Ребенок ушел, голос умолк. Фантина слушала еще некоторое время, лицо ее нахмурилось, и Мадлен слышал, как она шептала:
— Злой, право, злой этот доктор, не позволяет мне видеть моего ребенка! У этого человека прескверное лицо!
Однако веселая подкладка ее мыслей вернулась. Она продолжала говорить сама с собой, лежа на подушках:
— Как же мы будем счастливы! У нас будет маленькой садик! Господин Мадлен мне обещал; моя дочка будет играть в саду. Теперь она, должно быть, уже знает азбуку. Я научу ее читать. Она будет бегать по травке за бабочками. А я буду смотреть. Потом она будет причащаться в первый раз! Когда это будет?
Она принялась считать по пальцам:
— Раз, два, три, четыре… Теперь ей семь, значит, через пять лет. Мы наденем ей белую вуаль, ажурные чулки, она будет похожа на маленькую женщину. Ах, добрая сестрица, если бы вы знали, какая я глупая — я уже мечтаю о первом причастии моей дочки!
Она засмеялась.
Он опустил руку Фантины. Он слушал эти речи, как слушают бушующую бурю, — слушал, потупив глаза, погруженный в бездну мыслей. Вдруг она перестала говорить, и это заставило его поднять на нее глаза.
Фантина стала страшна.
Она уже не говорила, не дышала; она до половины приподнялась на постели; ее исхудалое плечо выставилось из рубашки; лицо ее, сиявшее радостью еще за несколько мгновений перед тем, вдруг помертвело; она уставила свои расширенные глаза во что-то грозное, ужасающее на другом конце комнаты.

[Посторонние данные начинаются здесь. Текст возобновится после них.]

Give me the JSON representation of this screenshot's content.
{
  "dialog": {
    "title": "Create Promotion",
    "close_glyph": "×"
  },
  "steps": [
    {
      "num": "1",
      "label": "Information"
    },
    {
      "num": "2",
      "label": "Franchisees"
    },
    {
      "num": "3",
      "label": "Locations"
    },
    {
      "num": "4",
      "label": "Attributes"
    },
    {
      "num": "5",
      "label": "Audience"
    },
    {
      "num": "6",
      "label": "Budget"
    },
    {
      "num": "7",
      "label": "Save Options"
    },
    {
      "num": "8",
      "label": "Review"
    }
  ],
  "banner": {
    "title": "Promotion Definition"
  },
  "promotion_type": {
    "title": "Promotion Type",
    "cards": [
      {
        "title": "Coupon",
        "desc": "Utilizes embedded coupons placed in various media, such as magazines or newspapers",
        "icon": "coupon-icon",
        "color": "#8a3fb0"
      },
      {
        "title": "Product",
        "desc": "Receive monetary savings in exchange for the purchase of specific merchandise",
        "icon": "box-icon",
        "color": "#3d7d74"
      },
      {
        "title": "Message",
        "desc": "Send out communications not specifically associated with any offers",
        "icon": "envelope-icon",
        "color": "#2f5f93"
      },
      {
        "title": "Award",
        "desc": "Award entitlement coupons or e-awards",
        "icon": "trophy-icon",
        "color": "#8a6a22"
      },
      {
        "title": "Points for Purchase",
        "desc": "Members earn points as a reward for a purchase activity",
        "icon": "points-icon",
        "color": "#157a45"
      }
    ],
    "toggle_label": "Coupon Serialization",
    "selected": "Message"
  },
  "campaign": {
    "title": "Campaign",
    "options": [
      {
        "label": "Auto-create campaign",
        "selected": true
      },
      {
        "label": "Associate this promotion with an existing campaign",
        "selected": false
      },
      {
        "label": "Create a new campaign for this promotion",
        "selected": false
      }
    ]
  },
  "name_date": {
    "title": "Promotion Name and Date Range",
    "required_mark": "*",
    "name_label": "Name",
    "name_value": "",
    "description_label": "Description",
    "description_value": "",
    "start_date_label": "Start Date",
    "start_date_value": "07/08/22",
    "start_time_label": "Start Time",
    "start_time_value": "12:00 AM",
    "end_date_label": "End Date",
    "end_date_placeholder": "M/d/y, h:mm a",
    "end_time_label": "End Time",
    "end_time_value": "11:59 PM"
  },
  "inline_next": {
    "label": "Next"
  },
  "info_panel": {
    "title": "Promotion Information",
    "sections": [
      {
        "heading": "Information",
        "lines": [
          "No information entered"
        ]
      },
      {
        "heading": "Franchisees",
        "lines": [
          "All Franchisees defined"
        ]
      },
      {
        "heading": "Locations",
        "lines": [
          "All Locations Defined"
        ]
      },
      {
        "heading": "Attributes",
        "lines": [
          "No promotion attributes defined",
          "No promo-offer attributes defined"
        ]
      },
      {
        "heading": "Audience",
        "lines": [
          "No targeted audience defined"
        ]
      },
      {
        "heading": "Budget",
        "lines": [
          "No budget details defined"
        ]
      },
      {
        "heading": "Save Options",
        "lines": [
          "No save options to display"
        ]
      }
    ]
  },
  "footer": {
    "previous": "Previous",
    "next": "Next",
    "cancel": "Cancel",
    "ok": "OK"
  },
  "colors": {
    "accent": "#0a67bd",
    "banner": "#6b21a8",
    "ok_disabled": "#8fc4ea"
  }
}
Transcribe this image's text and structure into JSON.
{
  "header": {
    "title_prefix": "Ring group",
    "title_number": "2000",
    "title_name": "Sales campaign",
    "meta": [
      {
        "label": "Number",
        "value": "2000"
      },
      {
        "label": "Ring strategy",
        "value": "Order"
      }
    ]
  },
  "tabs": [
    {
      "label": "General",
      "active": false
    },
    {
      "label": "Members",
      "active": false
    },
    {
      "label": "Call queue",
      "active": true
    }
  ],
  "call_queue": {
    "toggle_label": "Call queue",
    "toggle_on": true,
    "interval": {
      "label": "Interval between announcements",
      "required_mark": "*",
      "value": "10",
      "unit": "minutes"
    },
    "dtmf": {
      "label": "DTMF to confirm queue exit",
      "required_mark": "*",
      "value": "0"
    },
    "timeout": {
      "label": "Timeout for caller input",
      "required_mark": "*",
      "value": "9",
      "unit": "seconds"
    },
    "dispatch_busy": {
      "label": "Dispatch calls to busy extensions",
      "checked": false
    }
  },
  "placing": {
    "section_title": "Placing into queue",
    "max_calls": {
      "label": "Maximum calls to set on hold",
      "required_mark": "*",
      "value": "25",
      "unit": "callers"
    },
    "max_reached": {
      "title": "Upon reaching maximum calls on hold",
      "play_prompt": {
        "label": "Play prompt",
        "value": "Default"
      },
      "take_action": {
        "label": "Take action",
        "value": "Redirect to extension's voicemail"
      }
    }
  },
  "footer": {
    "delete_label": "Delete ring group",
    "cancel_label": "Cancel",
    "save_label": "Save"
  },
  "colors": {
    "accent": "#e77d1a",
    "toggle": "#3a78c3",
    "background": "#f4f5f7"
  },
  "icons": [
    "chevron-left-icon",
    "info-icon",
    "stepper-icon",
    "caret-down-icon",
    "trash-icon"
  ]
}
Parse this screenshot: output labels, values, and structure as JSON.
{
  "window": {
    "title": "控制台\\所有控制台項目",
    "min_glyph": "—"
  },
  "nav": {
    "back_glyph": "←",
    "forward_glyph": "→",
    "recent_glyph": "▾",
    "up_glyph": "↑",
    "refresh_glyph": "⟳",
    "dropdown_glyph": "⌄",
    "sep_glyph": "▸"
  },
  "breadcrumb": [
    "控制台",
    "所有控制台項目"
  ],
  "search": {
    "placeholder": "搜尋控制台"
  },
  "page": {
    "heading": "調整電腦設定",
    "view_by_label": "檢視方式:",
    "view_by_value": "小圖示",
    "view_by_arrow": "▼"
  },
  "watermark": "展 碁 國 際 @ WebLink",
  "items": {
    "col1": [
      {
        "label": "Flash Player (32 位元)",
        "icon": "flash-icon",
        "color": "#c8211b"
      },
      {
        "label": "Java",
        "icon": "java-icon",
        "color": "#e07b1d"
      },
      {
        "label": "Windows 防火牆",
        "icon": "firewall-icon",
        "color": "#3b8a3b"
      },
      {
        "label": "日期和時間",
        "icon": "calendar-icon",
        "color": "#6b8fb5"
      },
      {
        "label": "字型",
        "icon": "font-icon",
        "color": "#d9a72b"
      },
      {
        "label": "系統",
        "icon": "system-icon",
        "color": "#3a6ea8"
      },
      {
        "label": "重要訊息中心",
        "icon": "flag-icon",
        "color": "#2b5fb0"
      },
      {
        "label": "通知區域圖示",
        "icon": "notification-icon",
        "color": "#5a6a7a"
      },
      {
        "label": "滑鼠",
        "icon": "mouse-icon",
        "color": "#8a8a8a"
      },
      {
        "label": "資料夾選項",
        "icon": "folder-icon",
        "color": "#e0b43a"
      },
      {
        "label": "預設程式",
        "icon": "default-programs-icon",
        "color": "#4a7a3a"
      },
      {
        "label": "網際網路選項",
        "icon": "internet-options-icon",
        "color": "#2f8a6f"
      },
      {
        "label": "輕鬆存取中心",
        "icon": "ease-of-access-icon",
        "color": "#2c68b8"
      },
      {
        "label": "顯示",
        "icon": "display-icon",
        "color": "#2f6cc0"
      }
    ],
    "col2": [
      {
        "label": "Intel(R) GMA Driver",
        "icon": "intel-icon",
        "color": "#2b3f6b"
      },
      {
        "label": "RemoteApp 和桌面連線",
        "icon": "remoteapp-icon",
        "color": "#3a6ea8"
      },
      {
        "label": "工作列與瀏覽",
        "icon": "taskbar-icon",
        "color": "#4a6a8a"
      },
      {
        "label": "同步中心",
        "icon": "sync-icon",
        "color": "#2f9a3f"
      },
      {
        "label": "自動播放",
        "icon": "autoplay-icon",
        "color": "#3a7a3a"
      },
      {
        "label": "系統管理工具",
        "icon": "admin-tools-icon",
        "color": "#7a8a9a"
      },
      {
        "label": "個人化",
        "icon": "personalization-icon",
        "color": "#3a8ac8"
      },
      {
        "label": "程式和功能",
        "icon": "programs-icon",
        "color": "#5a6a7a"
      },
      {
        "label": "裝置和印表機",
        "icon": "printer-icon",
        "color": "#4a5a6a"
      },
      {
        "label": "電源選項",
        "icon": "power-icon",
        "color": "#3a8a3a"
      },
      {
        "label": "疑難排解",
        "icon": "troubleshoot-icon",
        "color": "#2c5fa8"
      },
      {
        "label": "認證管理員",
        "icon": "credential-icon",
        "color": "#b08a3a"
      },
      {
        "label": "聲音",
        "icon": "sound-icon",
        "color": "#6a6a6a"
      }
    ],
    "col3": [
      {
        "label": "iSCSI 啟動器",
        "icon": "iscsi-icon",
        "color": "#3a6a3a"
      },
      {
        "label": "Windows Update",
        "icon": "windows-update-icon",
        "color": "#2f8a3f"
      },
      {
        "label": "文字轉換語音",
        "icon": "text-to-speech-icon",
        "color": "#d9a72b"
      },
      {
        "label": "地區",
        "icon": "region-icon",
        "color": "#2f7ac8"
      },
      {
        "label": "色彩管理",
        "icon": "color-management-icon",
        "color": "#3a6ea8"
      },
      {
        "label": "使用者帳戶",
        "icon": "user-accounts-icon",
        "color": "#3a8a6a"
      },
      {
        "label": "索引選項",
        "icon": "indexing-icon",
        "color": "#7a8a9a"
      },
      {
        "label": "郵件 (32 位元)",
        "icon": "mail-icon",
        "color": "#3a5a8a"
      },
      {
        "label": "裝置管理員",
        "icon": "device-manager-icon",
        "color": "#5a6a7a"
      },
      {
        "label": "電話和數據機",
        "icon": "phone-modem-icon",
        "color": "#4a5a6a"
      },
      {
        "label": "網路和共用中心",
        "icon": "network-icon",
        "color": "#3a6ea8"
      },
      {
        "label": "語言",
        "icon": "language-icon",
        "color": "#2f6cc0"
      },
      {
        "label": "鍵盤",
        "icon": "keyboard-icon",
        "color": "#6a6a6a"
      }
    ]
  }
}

— Господи! — воскликнул он. — Что с вами сделалось, Фантина?
Она не отвечала, она даже не отвела глаз от страшного предмета; одной рукой она прикоснулась к его рукаву а другой сделала ему знак, чтобы он смотрел назад.
Он оглянулся и увидел Жавера.
III.
Жавер доволен
Тем временем вот что произошло.
Пробило половину первого, когда господин Мадлен вышел из залы аррасского суда. Он успел в свою гостиницу как раз вовремя, чтобы уехать с почтовой каретой, в которой заранее взял себе место. Около шести часов утра он уже был в Монрейле, и первым его делом было занести на почту письмо к господину Лаффитту; потом он поспешил в больницу навестить Фантину.